Und hier kommt meine private Betti-Reiseliteraturliste der Bücher, die ich gerade parallel lese und die ich empfehlen kann:
Allen voran, weil er so wunderbar zynisch und ehrlich und genau beobachtend schreibt, das Essay von
David Foster Wallace, „Schrecklich amüsant, aber in Zukunft ohne mich“ (über eine Kreuzfahrt)
natürlich: sämtliche Bücher von Andreas Altmann, vor allem aber: „Gebrauchsanweisungen für die Welt“ (mag seinen Schreibstil, raus gerotzt, ehrlich, emotional)
Wolfgang Büscher, ganz besonders: „Asiatische Absencen„, aber auch der Klassiker: „“Berlin-Moskau“
Benjamin Prüfer, „Gebrauchsanweisung für Vietnam, Laos, Kambodscha“ (ha ich zweimal gelesen, das Buch stammt vo Autor von „same, same, but Different“, zu dem es auch einen Kinofilm gibt)
Anke Richter, „Was scheren mich die Schafe“ (die Journalistin lebt seit langem in NZ und beschreibt sehr humorvoll und mit selbstironischem Blick ihr Leben und die Menschen dort)
Ulrike von Bülow, „God morning New York“ (same same, wie bei Anke Richter, allerdings, lebt die Autorin in New York, äh, logisch…)
Judith Döker, „Judith goes to Bollywood“ (eine Schauspielerin reist in die idische Traumfabrik Bollywood)
Maike van den Boom, „Wo gehts denn hier zum Glück?“ (Reise durch die glücklichsten Länder der Welt)
Jan Kowalsky, „Als Schisser um die Welt, die Geschichte von einem. der mitmusste“ (sehr sehr lustig, großer Lesespaß)
Lars und Svenja Lilienthal, „In 50 Wochen um die Welt“ (sympathischer Reisebericht einer Familie, die ein Jahr um die Welt gereist ist)
Heike Praschel, „Weltenbummler“ (eine Familie reist mit einem eigens gebauten Campingbus mehrere Jahre in die entlegensten Ecken der Erde – faszinierend)
Alain de Botton, „Über die Kunst des Reisens“ (Schweizer Philosoph, der ebenfalls ein großartiges Buch über die Kunst des Liebens verfasst hat)
Meike Winnemuth, „Das große Los“ (ok, der Klassiker, kennt mittlerweile jeder, liest sich aber auch einfach gut)
Und nun, Trommelwirbel, mein absolutes Lieblingsbuch, das zwar nicht mit dem Thema Reisen zu tun hat aber mit dem Ankommen, mit der Flucht, mit der Hoffnung auf ein neues Leben, mit intellektuellen Paaren Kaliforniens, die politisch so korrekt sind und dann doch wieder nicht, mit den hellen und dunklen Seiten des Menschen, mit Vergebung und Verzeihen, mit Schuld und Hoffnung:
T.C. Boyle, „America“ (unfassbar gut!
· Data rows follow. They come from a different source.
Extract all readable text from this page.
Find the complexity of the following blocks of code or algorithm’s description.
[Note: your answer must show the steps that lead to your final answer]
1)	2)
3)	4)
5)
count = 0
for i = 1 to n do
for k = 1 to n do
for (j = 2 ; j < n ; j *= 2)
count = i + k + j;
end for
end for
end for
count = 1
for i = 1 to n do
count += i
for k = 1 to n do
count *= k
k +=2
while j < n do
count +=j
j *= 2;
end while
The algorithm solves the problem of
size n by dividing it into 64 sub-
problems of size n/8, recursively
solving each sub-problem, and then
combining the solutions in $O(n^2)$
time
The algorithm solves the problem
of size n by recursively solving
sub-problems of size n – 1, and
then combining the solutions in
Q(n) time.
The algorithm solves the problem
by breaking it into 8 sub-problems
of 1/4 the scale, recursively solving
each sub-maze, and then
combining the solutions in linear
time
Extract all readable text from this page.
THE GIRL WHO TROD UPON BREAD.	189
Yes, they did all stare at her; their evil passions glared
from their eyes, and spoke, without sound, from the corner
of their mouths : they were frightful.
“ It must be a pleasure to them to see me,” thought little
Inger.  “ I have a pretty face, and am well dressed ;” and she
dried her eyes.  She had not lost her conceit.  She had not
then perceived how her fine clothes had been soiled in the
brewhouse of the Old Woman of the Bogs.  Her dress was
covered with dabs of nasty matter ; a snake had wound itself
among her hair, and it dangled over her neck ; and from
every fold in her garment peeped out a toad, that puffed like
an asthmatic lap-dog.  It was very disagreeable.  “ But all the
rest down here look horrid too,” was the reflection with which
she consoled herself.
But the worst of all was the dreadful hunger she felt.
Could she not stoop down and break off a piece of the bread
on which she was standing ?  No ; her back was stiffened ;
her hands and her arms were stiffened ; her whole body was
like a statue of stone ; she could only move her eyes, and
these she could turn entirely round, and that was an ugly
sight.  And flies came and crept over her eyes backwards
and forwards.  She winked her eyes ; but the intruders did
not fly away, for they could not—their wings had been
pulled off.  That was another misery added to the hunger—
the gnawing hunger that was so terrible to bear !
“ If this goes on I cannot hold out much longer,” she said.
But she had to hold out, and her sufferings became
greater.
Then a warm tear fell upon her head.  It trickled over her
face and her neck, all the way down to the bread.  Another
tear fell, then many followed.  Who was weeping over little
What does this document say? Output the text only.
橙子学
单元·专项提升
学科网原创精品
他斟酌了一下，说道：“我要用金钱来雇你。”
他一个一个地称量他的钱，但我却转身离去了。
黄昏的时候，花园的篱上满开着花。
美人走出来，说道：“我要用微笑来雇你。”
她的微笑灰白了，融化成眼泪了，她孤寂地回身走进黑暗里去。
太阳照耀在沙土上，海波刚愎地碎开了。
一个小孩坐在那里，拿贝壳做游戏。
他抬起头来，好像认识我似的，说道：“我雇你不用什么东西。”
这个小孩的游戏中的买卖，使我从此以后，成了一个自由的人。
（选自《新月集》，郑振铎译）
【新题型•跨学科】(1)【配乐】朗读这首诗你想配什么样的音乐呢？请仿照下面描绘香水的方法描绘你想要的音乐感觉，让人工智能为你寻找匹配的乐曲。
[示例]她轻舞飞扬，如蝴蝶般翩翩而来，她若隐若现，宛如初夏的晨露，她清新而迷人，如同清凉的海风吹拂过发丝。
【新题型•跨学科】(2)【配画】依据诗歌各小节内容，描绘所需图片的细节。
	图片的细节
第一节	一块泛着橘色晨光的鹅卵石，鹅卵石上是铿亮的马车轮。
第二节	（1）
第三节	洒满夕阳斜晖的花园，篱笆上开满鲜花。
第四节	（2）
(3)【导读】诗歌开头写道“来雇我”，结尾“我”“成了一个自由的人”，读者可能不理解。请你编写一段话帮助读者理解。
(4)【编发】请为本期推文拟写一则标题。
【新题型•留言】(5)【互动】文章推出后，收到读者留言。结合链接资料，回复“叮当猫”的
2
Vergisst man nie, dieses Buch und passt irgendwie zur heutigen Flüchtingsthematik)
Und irgendwann: Bettina Pohlmann, ha ha, kleiner Scherz. Ich setz mich jetzt also schön wieder auf den Hosenboden und arbeite mal weiter, schraube an den Sätzen… Damit tatsächlich irgendwann mal ein wie auch immer geartetes, aber hoffentlich zumindest einigermaßen lesbares Buch draus wird.